EUobserver calculated that because of this, the agencies stand to save between €9 million and €84 million a year.

This back-of-the-envelope calculation does not take into account several other factors and needs to be regarded as a rough estimate of the true magnitude.

Calculation

EMA's salary cost in 2017 was €112,104,000, while EBA spent some €23,871,000 on staff.

The smallest decrease in salary costs for the agencies would be if the largest agency – EMA – would relocate to the country with the highest coefficient after the UK, while the EBA would go to the second-highest after the UK.

Denmark has a coefficient of 133.1 percent. Sweden has one of 127.4 percent.

If these two countries ended up being the future hosts of the agencies, with EMA going to Denmark and EBA going to Sweden, the agencies would still save some €9.3 million per year.

However, Sweden and Denmark both are bidding to host the EMA. The country with the highest coefficient that is bidding for the EBA is Germany, which would create savings around €13 million.

At the other extreme are Bulgaria and Romania, which have a correction coefficient of respectively 51.1 percent and 63.8 percent. In other words, EU salaries in Bulgaria are roughly one-third of what they are in the UK.

If the EMA would go to Bulgaria, and the EBA to Romania, the annual savings would be €84.8 million.

The combination EMA in France and EBA in Germany would save €28 million a year.

Caveats

A source in the EU commission told EUobserver that the above logic is sound, but that many more factors will come into play that will determine the agencies' staff costs after Brexit.

Some people with many years of experience may decide not to leave London, and will be replaced by less experienced staff, whose base salary will be lower.

Also, base salaries may rise, while the correction coefficient is adjusted twice a year.

It is also not unthinkable that EBA and EMA staff received their old UK salary during a transitional period.

'Too early' to comment

A spokesman for the European Commission said it was “too early” to comment.

EU member states have until 31 July to register their bid to host the agencies.
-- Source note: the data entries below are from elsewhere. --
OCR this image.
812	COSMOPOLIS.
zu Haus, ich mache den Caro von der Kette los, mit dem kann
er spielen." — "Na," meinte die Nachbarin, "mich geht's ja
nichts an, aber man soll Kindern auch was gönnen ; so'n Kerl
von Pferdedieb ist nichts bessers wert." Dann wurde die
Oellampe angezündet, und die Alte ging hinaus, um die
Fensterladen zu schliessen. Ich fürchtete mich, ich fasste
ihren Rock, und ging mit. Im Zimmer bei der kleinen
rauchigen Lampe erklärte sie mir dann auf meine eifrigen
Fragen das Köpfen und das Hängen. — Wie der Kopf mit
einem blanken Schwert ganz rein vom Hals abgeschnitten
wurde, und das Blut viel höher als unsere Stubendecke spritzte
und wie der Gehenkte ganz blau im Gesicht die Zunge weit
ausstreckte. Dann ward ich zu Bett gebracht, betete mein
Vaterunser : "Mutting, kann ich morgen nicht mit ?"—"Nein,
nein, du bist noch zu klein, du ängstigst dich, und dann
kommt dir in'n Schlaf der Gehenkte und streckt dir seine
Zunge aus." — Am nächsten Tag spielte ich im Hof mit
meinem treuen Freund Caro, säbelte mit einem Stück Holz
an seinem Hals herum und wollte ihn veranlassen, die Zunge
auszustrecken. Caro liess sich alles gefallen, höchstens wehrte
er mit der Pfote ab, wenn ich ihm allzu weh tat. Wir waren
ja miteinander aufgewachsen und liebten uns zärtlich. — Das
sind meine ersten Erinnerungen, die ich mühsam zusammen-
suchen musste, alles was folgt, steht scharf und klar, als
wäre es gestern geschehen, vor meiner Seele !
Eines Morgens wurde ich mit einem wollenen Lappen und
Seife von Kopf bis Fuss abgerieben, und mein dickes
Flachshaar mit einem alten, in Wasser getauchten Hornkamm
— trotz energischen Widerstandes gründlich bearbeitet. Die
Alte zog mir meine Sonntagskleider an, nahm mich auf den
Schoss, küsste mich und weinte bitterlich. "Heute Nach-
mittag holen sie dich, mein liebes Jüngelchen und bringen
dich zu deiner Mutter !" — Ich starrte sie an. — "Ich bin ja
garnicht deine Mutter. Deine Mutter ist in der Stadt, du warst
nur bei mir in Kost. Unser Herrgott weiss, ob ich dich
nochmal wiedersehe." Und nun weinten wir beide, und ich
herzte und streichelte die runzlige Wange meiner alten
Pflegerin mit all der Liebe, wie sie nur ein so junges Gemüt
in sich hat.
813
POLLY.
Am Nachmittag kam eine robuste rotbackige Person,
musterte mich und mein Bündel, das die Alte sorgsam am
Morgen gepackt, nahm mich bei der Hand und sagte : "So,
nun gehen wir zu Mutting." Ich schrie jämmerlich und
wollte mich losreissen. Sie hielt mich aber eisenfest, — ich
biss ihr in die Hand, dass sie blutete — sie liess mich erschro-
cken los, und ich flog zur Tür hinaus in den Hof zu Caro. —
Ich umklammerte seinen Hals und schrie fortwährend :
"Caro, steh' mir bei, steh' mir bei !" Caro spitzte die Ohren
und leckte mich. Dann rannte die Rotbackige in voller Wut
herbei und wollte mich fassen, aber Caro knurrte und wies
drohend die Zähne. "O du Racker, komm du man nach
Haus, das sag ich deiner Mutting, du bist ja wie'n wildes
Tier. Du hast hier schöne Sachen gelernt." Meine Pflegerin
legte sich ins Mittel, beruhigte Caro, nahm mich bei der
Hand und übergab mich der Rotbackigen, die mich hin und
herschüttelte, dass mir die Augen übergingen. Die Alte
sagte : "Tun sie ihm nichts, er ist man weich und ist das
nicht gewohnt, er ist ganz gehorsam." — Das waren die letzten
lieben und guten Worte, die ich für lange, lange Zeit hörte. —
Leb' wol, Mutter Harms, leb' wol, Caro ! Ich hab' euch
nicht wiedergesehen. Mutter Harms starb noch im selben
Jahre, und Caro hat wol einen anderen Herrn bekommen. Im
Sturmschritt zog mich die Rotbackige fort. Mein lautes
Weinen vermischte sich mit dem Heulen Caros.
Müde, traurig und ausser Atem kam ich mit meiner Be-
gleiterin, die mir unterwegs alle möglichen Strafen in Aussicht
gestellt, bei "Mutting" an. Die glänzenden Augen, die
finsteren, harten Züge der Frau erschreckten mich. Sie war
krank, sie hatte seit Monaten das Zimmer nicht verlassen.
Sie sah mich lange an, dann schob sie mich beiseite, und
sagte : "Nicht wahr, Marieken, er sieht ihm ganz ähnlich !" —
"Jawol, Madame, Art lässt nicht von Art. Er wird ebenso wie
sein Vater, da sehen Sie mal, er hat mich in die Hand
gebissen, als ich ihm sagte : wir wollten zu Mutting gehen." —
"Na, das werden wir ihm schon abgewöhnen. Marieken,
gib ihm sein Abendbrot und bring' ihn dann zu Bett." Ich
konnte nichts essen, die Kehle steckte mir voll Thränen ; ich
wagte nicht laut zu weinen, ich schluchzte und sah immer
A decision is scheduled for November.

The windfalls are mostly relevant to the operating budgets of the agencies themselves.

The EU's contribution to EMA is limited, with most of the revenues coming from the agency's own selling of services.

EBA gets about 37 percent of its revenue from the EU, with most of the rest coming from national supervisory authorities.

What is also unclear, is who will pay for the medicines agency's rental bill. The EMA signed a contract without a termination clause, and could be faced with a total of €347.6 million spread out until 2039.